How Do You Find a Provider Who Treats Both?

Most endometriosis patients wait an average of 7–10 years for a diagnosis. Adding SIBO to the picture requires a provider who can see both the pelvic and the gut sides of the equation. Based on current evidence, endometriosis does not directly “cause” SIBO — but it is associated with a constellation of risk factors (impaired motility, chronic inflammation, surgical adhesions, and hormonal disruption) that make SIBO significantly more likely to develop. Treating the endo without addressing the gut, or treating the gut without addressing the endo, often leaves patients stuck in a cycle of partial improvement and frustrating recurrence. If gut symptoms are showing up with nervous-system flare-ups too, see endometriosis and nervous system dysregulation.

Frequently Asked Questions

Can endometriosis cause SIBO?

Endometriosis does not directly cause SIBO, but it is associated with multiple risk factors — impaired gut motility, chronic inflammation, surgical adhesions, and hormonal disruption — that significantly increase the likelihood of developing bacterial overgrowth. In one 2025 case-control study conducted in a French GI breath-testing cohort, 91.9% of endometriosis patients tested positive for SIBO or IMO, compared with 83.1% of matched controls.

How is SIBO tested?

The most common test is a lactulose or glucose breath test, which measures hydrogen and methane gases over about 90 minutes after drinking a sugar solution. A hydrogen rise of ≥20 ppm above baseline within 90 minutes suggests SIBO, and a methane level ≥10 ppm at any point suggests intestinal methanogen overgrowth.
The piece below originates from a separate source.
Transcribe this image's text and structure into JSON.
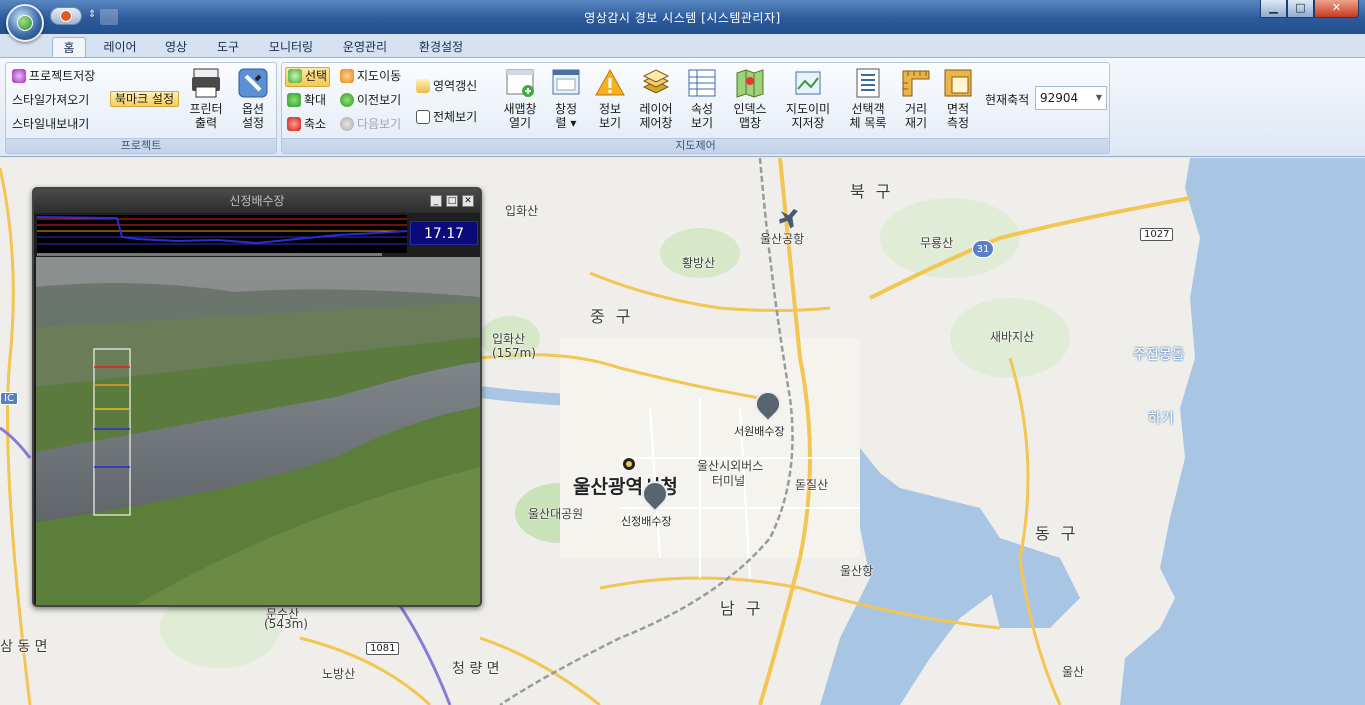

Does treating SIBO help endo belly?

Treating SIBO can significantly reduce bloating by eliminating excess bacterial gas production, but endo belly has multiple drivers — including pelvic inflammation and visceral hypersensitivity. SIBO treatment removes one important layer, which is why an integrated approach usually works better than treating either problem alone.

What is the link between endometriosis and the gut microbiome?
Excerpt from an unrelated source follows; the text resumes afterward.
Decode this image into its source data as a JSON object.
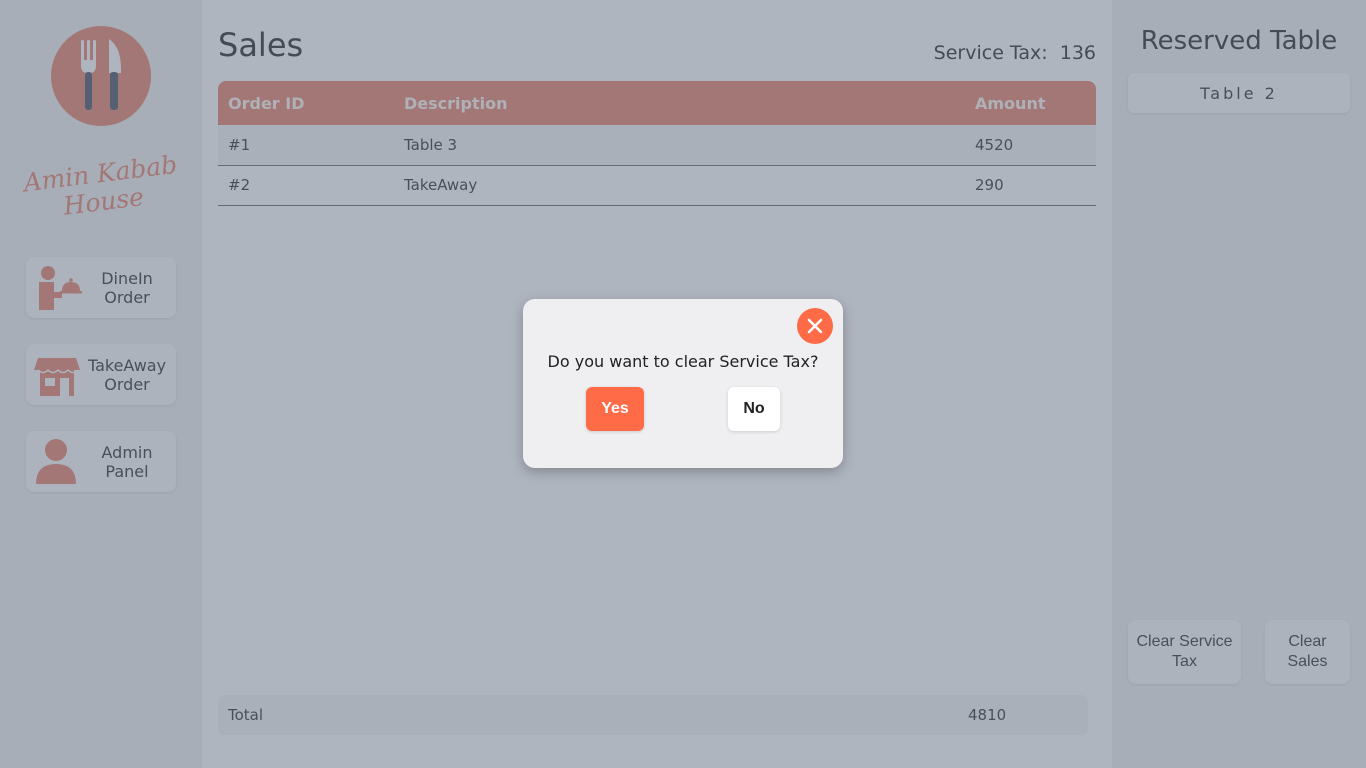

Recent reviews have documented consistent differences in gut microbiota diversity between women with and without endometriosis. The estrobolome — gut bacteria that metabolize estrogen — plays a key role, because dysbiosis can lead to excess estrogen recirculation that may contribute to endometriosis.

Can surgery cause SIBO?

Yes. Pelvic and abdominal surgeries can create adhesions that partially obstruct the small intestine. The ACG Clinical Guideline identifies post-surgical adhesions as an established SIBO risk factor, and research consistently documents meaningfully higher SIBO prevalence after abdominal surgery compared with non-surgical controls.